Here, it feels like I was saying. Loot box with predetermined loot inside, collect all you can carry, Send to camp. The choices that matter are so far and few between the monotonous walking and collecting of stuff you already know is there, that I don't feel compelled to actually replay the game
It's a high replayability game for me.
Reasons :
- Tav vs premade character runs
- Dark urge good and evil runs
- Different classes for the main and companions
- Different outcomes based on choices
- Different difficulty runs
And that's exactly it- it starts devolving into challenges instead of enjoyment. I just wish it wasn't so black and white. Good and bad. There's a "good" playthrough, and an "evil" playthrough. That doesn't feel very in depth to me. I can understand doing two max, just to see the choices, but because it takes so long and it's so repetitive, I'm more likely just to watch a YT video than do it myself.

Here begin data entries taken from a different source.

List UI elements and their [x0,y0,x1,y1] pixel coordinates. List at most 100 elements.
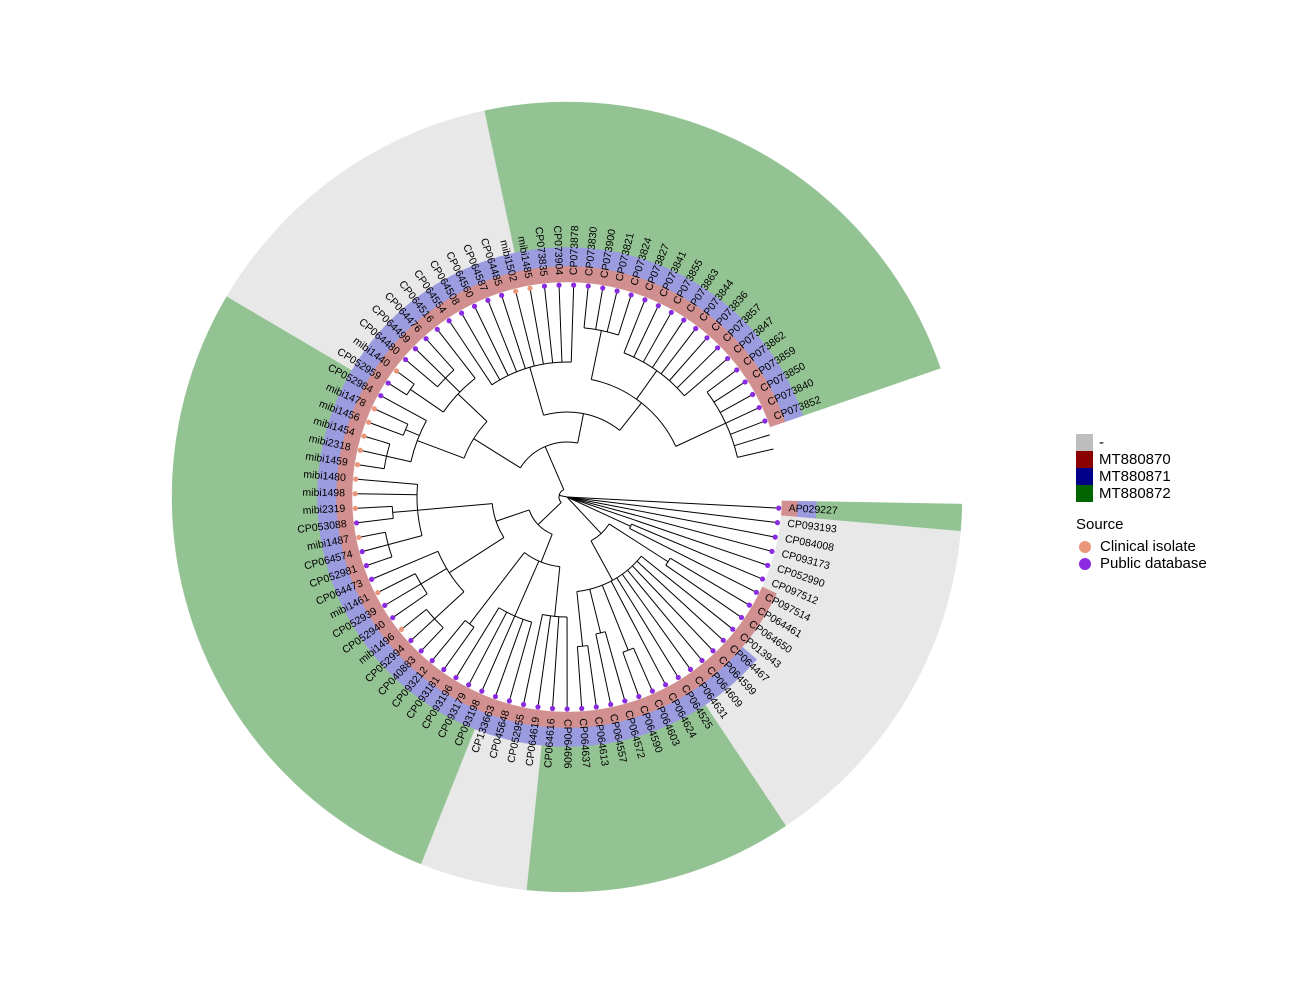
branch-arc [464,620,475,628]
tip-point [687,666,694,672]
tip-point [434,326,440,332]
tip-point [385,380,391,386]
branch-line [374,408,409,425]
tip-point [762,418,768,424]
branch-line [566,496,773,552]
branch-arc [406,383,415,396]
legend-label: Clinical isolate [1100,538,1196,555]
tip-point [418,648,424,654]
tip-point [693,325,699,332]
tip-point [759,576,766,582]
branch-line [660,328,697,375]
branch-line [629,528,757,593]
legend-label: Public database [1100,555,1207,572]
branch-line [606,290,618,332]
branch-arc [577,645,588,648]
branch-line [508,621,533,702]
tip-point [353,476,359,482]
tip-point [382,602,388,608]
segment-legend: - MT880870 MT880871 MT880872 [1076,434,1207,502]
tip-point [614,288,620,294]
branch-line [515,291,535,367]
branch-arc [437,551,465,593]
tip-point [715,345,721,351]
tip-point [774,520,781,526]
branch-line [570,285,575,363]
legend-swatch [1076,468,1093,485]
tip-point [541,283,548,289]
tip-point [352,505,358,511]
tip-point [485,297,491,303]
branch-line [357,464,385,470]
branch-line [540,533,553,563]
branch-line [623,299,646,354]
branch-line [576,591,584,647]
legend-item-mt880871: MT880871 [1076,468,1207,485]
branch-line [443,626,475,670]
branch-line [608,523,669,563]
tip-point [753,589,759,595]
tip-point [668,309,674,316]
source-legend: Clinical isolate Public database [1076,538,1207,572]
branch-line [566,496,779,509]
branch-line [371,550,439,580]
tip-point [393,368,400,374]
legend-label: MT880870 [1099,451,1171,468]
tip-point [354,462,361,468]
branch-line [362,544,389,553]
legend-swatch [1076,485,1093,502]
tip-point [642,297,648,303]
branch-line [434,591,465,620]
tree-branches [355,285,779,710]
branch-line [665,564,742,618]
source-legend-title: Source [1076,516,1124,533]
tip-point [398,626,405,633]
tip-label: mibi2319 [302,503,345,517]
branch-line [559,494,568,498]
tip-point [720,637,726,643]
tip-label: CP064616 [542,718,557,768]
legend: - MT880870 MT880871 MT880872 Source Clin… [1076,434,1207,572]
tip-point [662,682,669,688]
branch-line [610,580,667,685]
branch-arc [414,573,428,595]
branch-arc [491,361,572,386]
branch-line [604,631,626,702]
branch-line [566,496,776,538]
branch-line [415,348,446,379]
tip-point [359,549,365,555]
tip-point [734,367,740,373]
tip-point [366,419,372,425]
branch-line [358,531,386,538]
branch-line [537,502,562,525]
tip-point [765,562,771,568]
legend-label: MT880871 [1099,468,1171,485]
branch-line [448,537,505,574]
branch-line [363,435,390,445]
tip-point [571,282,577,288]
branch-line [576,646,583,709]
tip-point [499,292,505,298]
tip-point [361,433,367,439]
branch-arc [543,411,621,431]
branch-line [448,320,493,386]
branch-line [384,583,422,606]
branch-line [436,329,476,379]
branch-line [431,620,466,661]
branch-arc [442,377,476,413]
tip-point [423,336,429,342]
tip-point [749,391,756,398]
branch-line [651,319,685,368]
branch-line [684,358,728,397]
tip-point [579,705,585,712]
branch-line [355,493,418,496]
branch-line [631,523,763,580]
branch-line [640,555,734,630]
branch-line [474,306,509,376]
branch-line [405,429,420,436]
branch-arc [623,352,685,397]
tip-point [738,614,745,621]
tip-point [704,335,710,341]
branch-line [355,505,393,509]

As for different builds, there's already a hard meta. Going against it just goes back to what I was saying about the replayability being almost entirely for a challenge instead of enjoyment. I also think I found the best build for me- a human rouge who is capable of talking, fighting, sneaking, sleight of hand- all of the other stats are meaningless when you have the other main characters who are proficient in their respective categories. You can use the Barbarian or Fighter for strength checks, Shadowheart for wisdom, Gale for intelligence- I don't feel overly compelled to make a new build. I'd use Astarion if he wasn't such a tool- I like to be a goodhearted rogue in the games that let me
Prolly won't do so again until Patch 7.
If you want to have a serious discussion, use something like real numbers. This is just silly.
But do you actually sit through the hundreds of hours to do that ♥♥♥♥- or do you just watch a YT video? Because nobody has given me an actual reason why it's worth trudging through the slow ass story to get to the junctions that matter- I think I'm probably just gonna find a YT vid to see what I've missed, and dust my hands from the game... I never understood the grindy games like this where everything moves so slowly. If they had a "jump to" option where you could go back to junctions without manual saves, I'd have enjoyed that, and probably replayed it myself
If you're actually doing the things the game has to offer and not speed-running, 100 hours is fair. If you don't take the time to loot everything, talk to the individual NPC's, etc, no ♥♥♥♥ it's not gonna be that long
The italed bit is doing all the work in this non-argument.
But you said it takes 100 hours to get to the parts where there's a branching narrative, not to get to the end of that narrative.
What did you actually mean when you wrote that? What are you even looking for?
You can't expect us to guess what you mean. You have to actually write it.